Прибыли лошади, и мы отправились домой. Льюис все так же мрачен. Ллойд рассказал нам, что он уплатил за военное снаряжение старины Фоно. Оно состоит из маленького дешевого топорика, четвертушки табаку и четырех коробок спичек. Все это так ужасно и трогательно.
Фэнни. 7 note 176
Правительственным войскам разрешено выступить и занять свои позиции, но консулы предупредили их не начинать боев до прихода почтового парохода. Нас уверили, что сражений не будет до следующего понедельника — таков строгий приказ правительства. Пароход вошел в порт сегодня утром. Бэлла, Ллойд и Льюис отправились встречать его. Они упустили капитана, который уехал завтракать на чью-то плантацию. Пароход доставил в Гонолулу американских матросов для «Адамса», который должен потом прибыть прямо сюда. Но в назначенный срок «Адамса» в Гонолулу не было, и, когда его теперь ждать, неизвестно. Миссис Стивенсон пишет, что мебель нам должны были отправить в июне. Может случиться, что, пока мебель дойдет до нас, уже не будет дома, для которого она предназначена. Войска стоят на дороге в Ваиусу, другая часть послана в обход горы, чтобы отрезать Матаафе путь к отступлению. Забавно, что солдаты, посланные в оцепление, приходят ночевать домой. Говорят, что им там «неудобно»; бедняги. Вечером мы были немного встревожены фейерверком с борта немецкого военного корабля. В порту сейчас два военных судна: «Баззард» и «Шпербер».Фэнни. 8 note 177
Все работники просились сегодня на скачки. Большинство мы отпустили. Они вернулись вовремя и доложили, что начались бои и на скачках почти не было самоанцев. Вот уже два дня, как мы ждем Гэрров, но они не появляются. Фануа была больна, и мы решили, что ей полезно переменить обстановку и отдохнуть. Ллойд и Пелема устроили все для лаун-тенниса, хотя сама площадка еще не готова. Мне нравится план дать работникам какое-то развлечение. Я привезла из города нашей маленькой кокетке Сине полотна и прошивок для детского приданого. Часов около семи, когда мы сидели за столом после обеда, пришла записка от мистера Гэрра, что под Ваителе был отчаянный бой, одиннадцать голов доставлено в Мулинуу, большое количество раненых находится в миссии, много убитых. Льюис вскочил и заявил, что сейчас же едет в миссию.— Я тоже поеду, — отозвалась я, на что Льюис, который накануне вечером дал согласие «похоронить топор», сказал, что тогда он лучше останется. Однако, немного поразмыслив, решил все-таки ехать. Тогда и Ллойд объявил, что тоже поедет. Оседлали лошадей: Джека — для Льюиса, Соифу — для Ллойда и старого Упсалу — для меня. Оказалось, что на Упсалу ехать легко и приятно. Конь всем хорош, но немного задыхается на бегу. Он шел рысью, достаточно быстро, длинным ровным шагом.

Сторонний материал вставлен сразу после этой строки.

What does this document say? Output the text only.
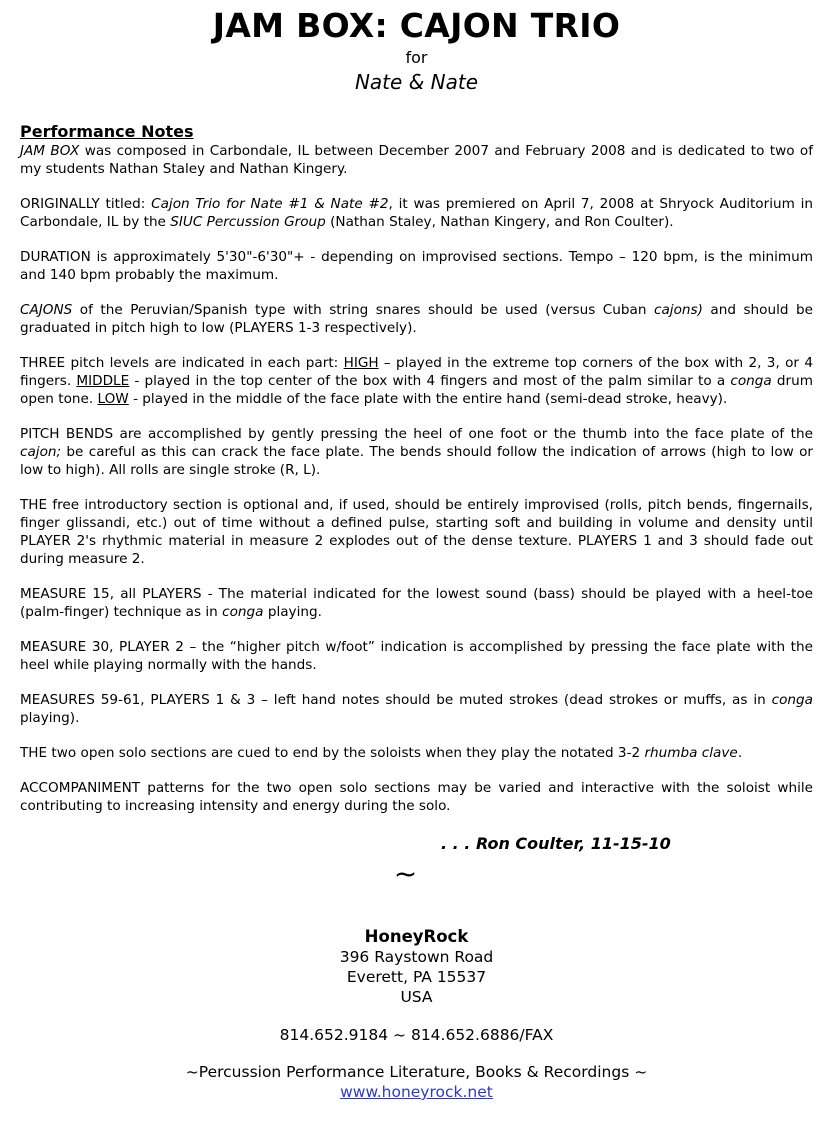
JAM BOX: CAJON TRIO
for
Nate & Nate
Performance Notes

JAM BOX was composed in Carbondale, IL between December 2007 and February 2008 and is dedicated to two of my students Nathan Staley and Nathan Kingery.

ORIGINALLY titled: Cajon Trio for Nate #1 & Nate #2, it was premiered on April 7, 2008 at Shryock Auditorium in Carbondale, IL by the SIUC Percussion Group (Nathan Staley, Nathan Kingery, and Ron Coulter).

DURATION is approximately 5'30"-6'30"+ - depending on improvised sections. Tempo – 120 bpm, is the minimum and 140 bpm probably the maximum.

CAJONS of the Peruvian/Spanish type with string snares should be used (versus Cuban cajons) and should be graduated in pitch high to low (PLAYERS 1-3 respectively).

THREE pitch levels are indicated in each part: HIGH – played in the extreme top corners of the box with 2, 3, or 4 fingers. MIDDLE - played in the top center of the box with 4 fingers and most of the palm similar to a conga drum open tone. LOW - played in the middle of the face plate with the entire hand (semi-dead stroke, heavy).

PITCH BENDS are accomplished by gently pressing the heel of one foot or the thumb into the face plate of the cajon; be careful as this can crack the face plate. The bends should follow the indication of arrows (high to low or low to high). All rolls are single stroke (R, L).

THE free introductory section is optional and, if used, should be entirely improvised (rolls, pitch bends, fingernails, finger glissandi, etc.) out of time without a defined pulse, starting soft and building in volume and density until PLAYER 2's rhythmic material in measure 2 explodes out of the dense texture. PLAYERS 1 and 3 should fade out during measure 2.

MEASURE 15, all PLAYERS - The material indicated for the lowest sound (bass) should be played with a heel-toe (palm-finger) technique as in conga playing.

MEASURE 30, PLAYER 2 – the “higher pitch w/foot” indication is accomplished by pressing the face plate with the heel while playing normally with the hands.

MEASURES 59-61, PLAYERS 1 & 3 – left hand notes should be muted strokes (dead strokes or muffs, as in conga playing).

THE two open solo sections are cued to end by the soloists when they play the notated 3-2 rhumba clave.

ACCOMPANIMENT patterns for the two open solo sections may be varied and interactive with the soloist while contributing to increasing intensity and energy during the solo.

. . . Ron Coulter, 11-15-10
~
HoneyRock
396 Raystown Road
Everett, PA 15537
USA
814.652.9184 ~ 814.652.6886/FAX
~Percussion Performance Literature, Books & Recordings ~
www.honeyrock.net
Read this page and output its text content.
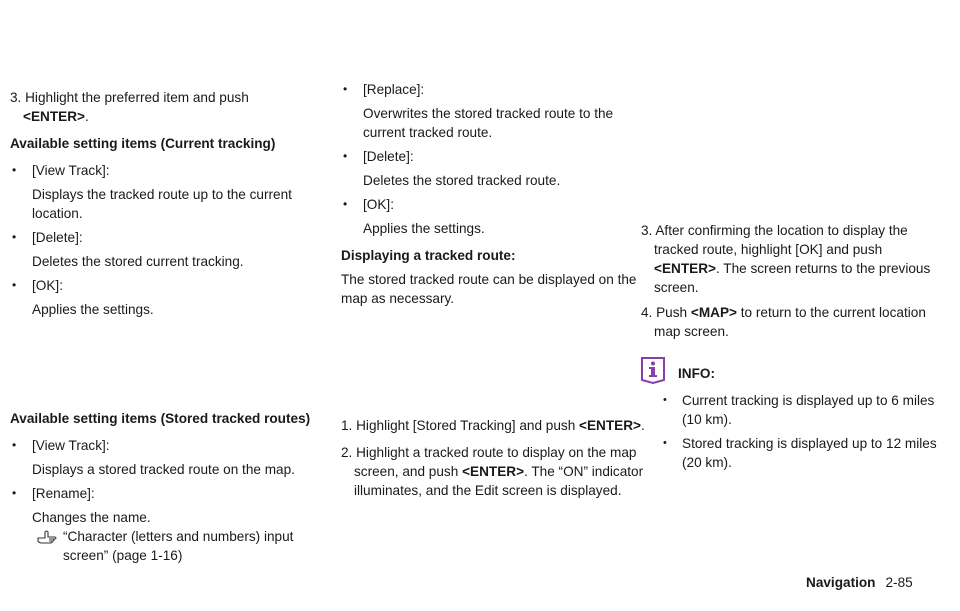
3. Highlight the preferred item and push
<ENTER>.

Available setting items (Current tracking)

• [View Track]:

Displays the tracked route up to the current location.

• [Delete]:

Deletes the stored current tracking.

• [OK]:

Applies the settings.

Available setting items (Stored tracked routes)

• [View Track]:

Displays a stored tracked route on the map.

• [Rename]:

Changes the name.

“Character (letters and numbers) input screen” (page 1-16)

• [Replace]:

Overwrites the stored tracked route to the current tracked route.

• [Delete]:

Deletes the stored tracked route.

• [OK]:

Applies the settings.

Displaying a tracked route:

The stored tracked route can be displayed on the map as necessary.

1. Highlight [Stored Tracking] and push <ENTER>.

2. Highlight a tracked route to display on the map screen, and push <ENTER>. The “ON” indicator illuminates, and the Edit screen is displayed.

3. After confirming the location to display the tracked route, highlight [OK] and push <ENTER>. The screen returns to the previous screen.

4. Push <MAP> to return to the current location map screen.

INFO:

• Current tracking is displayed up to 6 miles (10 km).

• Stored tracking is displayed up to 12 miles (20 km).

Navigation 2-85
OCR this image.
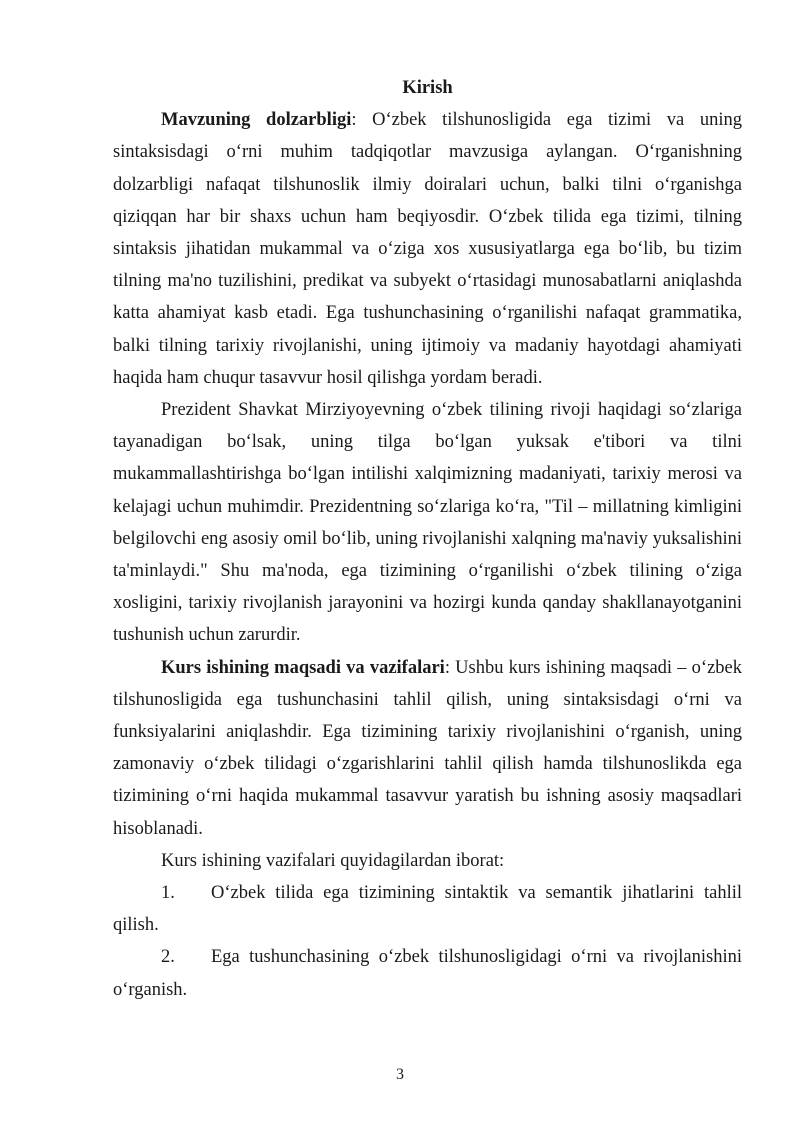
Kirish

Mavzuning dolzarbligi: O‘zbek tilshunosligida ega tizimi va uning sintaksisdagi o‘rni muhim tadqiqotlar mavzusiga aylangan. O‘rganishning dolzarbligi nafaqat tilshunoslik ilmiy doiralari uchun, balki tilni o‘rganishga qiziqqan har bir shaxs uchun ham beqiyosdir. O‘zbek tilida ega tizimi, tilning sintaksis jihatidan mukammal va o‘ziga xos xususiyatlarga ega bo‘lib, bu tizim tilning ma'no tuzilishini, predikat va subyekt o‘rtasidagi munosabatlarni aniqlashda katta ahamiyat kasb etadi. Ega tushunchasining o‘rganilishi nafaqat grammatika, balki tilning tarixiy rivojlanishi, uning ijtimoiy va madaniy hayotdagi ahamiyati haqida ham chuqur tasavvur hosil qilishga yordam beradi.

Prezident Shavkat Mirziyoyevning o‘zbek tilining rivoji haqidagi so‘zlariga tayanadigan bo‘lsak, uning tilga bo‘lgan yuksak e'tibori va tilni mukammallashtirishga bo‘lgan intilishi xalqimizning madaniyati, tarixiy merosi va kelajagi uchun muhimdir. Prezidentning so‘zlariga ko‘ra, "Til – millatning kimligini belgilovchi eng asosiy omil bo‘lib, uning rivojlanishi xalqning ma'naviy yuksalishini ta'minlaydi." Shu ma'noda, ega tizimining o‘rganilishi o‘zbek tilining o‘ziga xosligini, tarixiy rivojlanish jarayonini va hozirgi kunda qanday shakllanayotganini tushunish uchun zarurdir.

Kurs ishining maqsadi va vazifalari: Ushbu kurs ishining maqsadi – o‘zbek tilshunosligida ega tushunchasini tahlil qilish, uning sintaksisdagi o‘rni va funksiyalarini aniqlashdir. Ega tizimining tarixiy rivojlanishini o‘rganish, uning zamonaviy o‘zbek tilidagi o‘zgarishlarini tahlil qilish hamda tilshunoslikda ega tizimining o‘rni haqida mukammal tasavvur yaratish bu ishning asosiy maqsadlari hisoblanadi.

Kurs ishining vazifalari quyidagilardan iborat:

1. O‘zbek tilida ega tizimining sintaktik va semantik jihatlarini tahlil qilish.

2. Ega tushunchasining o‘zbek tilshunosligidagi o‘rni va rivojlanishini o‘rganish.

3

Забыла сказать, что Талоло, вернувшись со скачек, передал талу насчет какой-то стычки между Хаггардом и владельцем «Тиволи»; будто бы Абдул кинулся спасать своего хозяина и до некоторой степени пострадал: ему подбили скулу. Талоло видел Абдула и пробовал расспросить его, но тот ответил, что не желает обсуждать дела своего хозяина, только мне при встрече он расскажет, а больше никому.
Ночь была звездная, но темная, и мы захватили фонарь. В деревне, откуда начинается хорошая дорога, мы его оставили. Поездка была бы очень приятной, если бы не вызвавшие ее обстоятельства. Мы сперва остановились у «Тиволи», и Льюис зашел поглядеть, нет ли там Мэйбена. Мэйбена не было. На софе, на веранде, спал бедняга Хаггард. У входа в гостиницу стоял немецкий матрос, а рядом, пошатываясь, — совершенно пьяный старый Джо, бывший лодочник, потерявший руку, как это водится на островах, во время динамитного взрыва. Джо тут же поведал матросу, что Льюис — отличный человек, а всей вселенной — что звезда мчится по небу в Малие охранять Матаафу.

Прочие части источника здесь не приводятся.